Он в самом деле плюнул.

– Вы изволили помянуть эсэров и эсдеков. В таком тоне якобы они – дети-с…

– Я называю ребенком всякого, кто не считается с действительными силами своей минуты, забывает ближнее для дальнего и возможностям завтрашнего дня предпочитает утопических журавлей в небе.

Сила вздохнул.

– Возможность… невозможность… – промолвил он. – Знаете ли, Самуил Львович? Мне пятьдесят второй год. Вам, вероятно, меньше, но все же мы современники-с. Оглянитесь назад – и вы увидите: мы прожили век свой среди самых удивительных невозможностей, непостижимым образом осуществлявшихся изо дня в день… И только их дерзновенным течением мы и доплыли к нынешнему рубежу своему, из них сложился весь наш быт-с и прогресс. А то возможностей, которые и отцы наши, и мы признавали насущным делом дня своего, и многоглаголали о них, и пытались их достигать, не осуществилась – почитай что ни одна. Ежели же которая и осуществилась, то – после невозможности и при ее посредстве… Вы в юности своей путешествия Жюля Верна читывали-с?

– Кто же не читал? Мое сознательное детство прошло в семидесятых годах: самый расцвет Жюля Верна.

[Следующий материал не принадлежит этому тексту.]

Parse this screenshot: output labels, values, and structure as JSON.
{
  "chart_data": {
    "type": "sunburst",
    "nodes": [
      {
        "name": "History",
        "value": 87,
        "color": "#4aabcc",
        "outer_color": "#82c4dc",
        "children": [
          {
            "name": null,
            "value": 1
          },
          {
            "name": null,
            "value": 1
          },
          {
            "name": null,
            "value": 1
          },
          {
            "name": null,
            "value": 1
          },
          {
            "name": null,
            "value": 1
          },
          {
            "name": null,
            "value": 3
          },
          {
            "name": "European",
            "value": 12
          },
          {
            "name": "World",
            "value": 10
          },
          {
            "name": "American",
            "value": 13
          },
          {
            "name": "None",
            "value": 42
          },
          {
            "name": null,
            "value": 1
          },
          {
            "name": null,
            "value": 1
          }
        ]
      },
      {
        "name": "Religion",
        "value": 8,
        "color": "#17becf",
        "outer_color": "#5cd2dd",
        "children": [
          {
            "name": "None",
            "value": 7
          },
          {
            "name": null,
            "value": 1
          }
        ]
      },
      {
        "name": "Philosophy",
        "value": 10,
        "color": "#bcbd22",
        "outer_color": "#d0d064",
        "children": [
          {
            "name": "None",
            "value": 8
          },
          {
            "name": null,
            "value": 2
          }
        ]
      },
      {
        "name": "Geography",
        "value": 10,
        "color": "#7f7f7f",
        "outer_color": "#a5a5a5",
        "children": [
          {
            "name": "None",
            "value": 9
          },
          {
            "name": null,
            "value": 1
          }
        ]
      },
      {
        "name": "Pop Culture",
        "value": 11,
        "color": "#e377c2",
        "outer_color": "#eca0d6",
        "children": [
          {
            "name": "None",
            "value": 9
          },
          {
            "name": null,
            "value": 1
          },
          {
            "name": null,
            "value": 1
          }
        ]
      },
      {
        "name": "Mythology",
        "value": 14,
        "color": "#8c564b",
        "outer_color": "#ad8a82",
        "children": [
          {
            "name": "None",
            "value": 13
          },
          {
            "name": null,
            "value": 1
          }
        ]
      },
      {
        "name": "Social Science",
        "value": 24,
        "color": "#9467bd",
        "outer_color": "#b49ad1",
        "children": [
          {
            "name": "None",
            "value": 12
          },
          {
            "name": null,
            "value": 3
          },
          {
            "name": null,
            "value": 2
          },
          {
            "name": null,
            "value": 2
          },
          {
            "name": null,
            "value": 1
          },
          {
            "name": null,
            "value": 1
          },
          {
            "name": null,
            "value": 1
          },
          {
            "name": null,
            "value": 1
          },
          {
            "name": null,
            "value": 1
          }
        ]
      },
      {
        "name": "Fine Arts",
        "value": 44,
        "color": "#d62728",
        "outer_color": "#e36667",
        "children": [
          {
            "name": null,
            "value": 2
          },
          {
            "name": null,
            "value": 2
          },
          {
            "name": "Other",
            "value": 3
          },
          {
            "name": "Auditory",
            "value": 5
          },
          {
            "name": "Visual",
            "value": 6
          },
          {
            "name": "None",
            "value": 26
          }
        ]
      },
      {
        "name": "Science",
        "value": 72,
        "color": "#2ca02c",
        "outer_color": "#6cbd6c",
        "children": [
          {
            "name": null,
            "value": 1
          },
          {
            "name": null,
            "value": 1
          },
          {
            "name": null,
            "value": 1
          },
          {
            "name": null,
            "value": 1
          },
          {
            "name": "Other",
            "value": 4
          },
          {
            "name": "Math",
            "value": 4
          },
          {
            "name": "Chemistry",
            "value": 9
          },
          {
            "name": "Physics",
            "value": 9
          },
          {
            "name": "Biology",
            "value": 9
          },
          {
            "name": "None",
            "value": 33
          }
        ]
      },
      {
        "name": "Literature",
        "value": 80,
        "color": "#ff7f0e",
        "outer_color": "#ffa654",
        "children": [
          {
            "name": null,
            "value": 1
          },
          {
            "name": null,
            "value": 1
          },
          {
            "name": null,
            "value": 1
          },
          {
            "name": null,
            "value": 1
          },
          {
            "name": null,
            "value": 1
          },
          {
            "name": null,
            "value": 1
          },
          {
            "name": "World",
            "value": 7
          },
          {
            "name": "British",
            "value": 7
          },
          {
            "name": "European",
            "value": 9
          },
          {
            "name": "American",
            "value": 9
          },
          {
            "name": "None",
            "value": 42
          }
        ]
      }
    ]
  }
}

– Так вот-с – вспомните: у этого барина уж какая была богатая фантазия насчет возможностей человеческих. Ну а телефона, беспроволочного телеграфа и фонографа вообразить не умел: даже в голову они ему не приходили, невозможными их почитал. В то самое время как они уже изобретались… может быть, были уже изобретены. Возможные наутилусы до сих пор больше ключами ко дну идут, чем под волнами, как рыбки, плавают, а невозможный телефон-то у меня в квартире звонит уже двадцать седьмой год-с, а в невозможном граммофоне – пожалуйте завтра слушать – у меня и Карузо поет, и соловей курский свистит… Да-с! То же самое и в политике-с, и в жизни социальной-с. [364]

– В ваших словах, пожалуй, есть доля правды, – сказал задумчивый Аухфиш, – но скачок прогресса – не есть его нормальный ход, и неожиданные торжества невозможностей, которые вам так нравятся, для меня лишь показания, как болезненно развивается наша культура.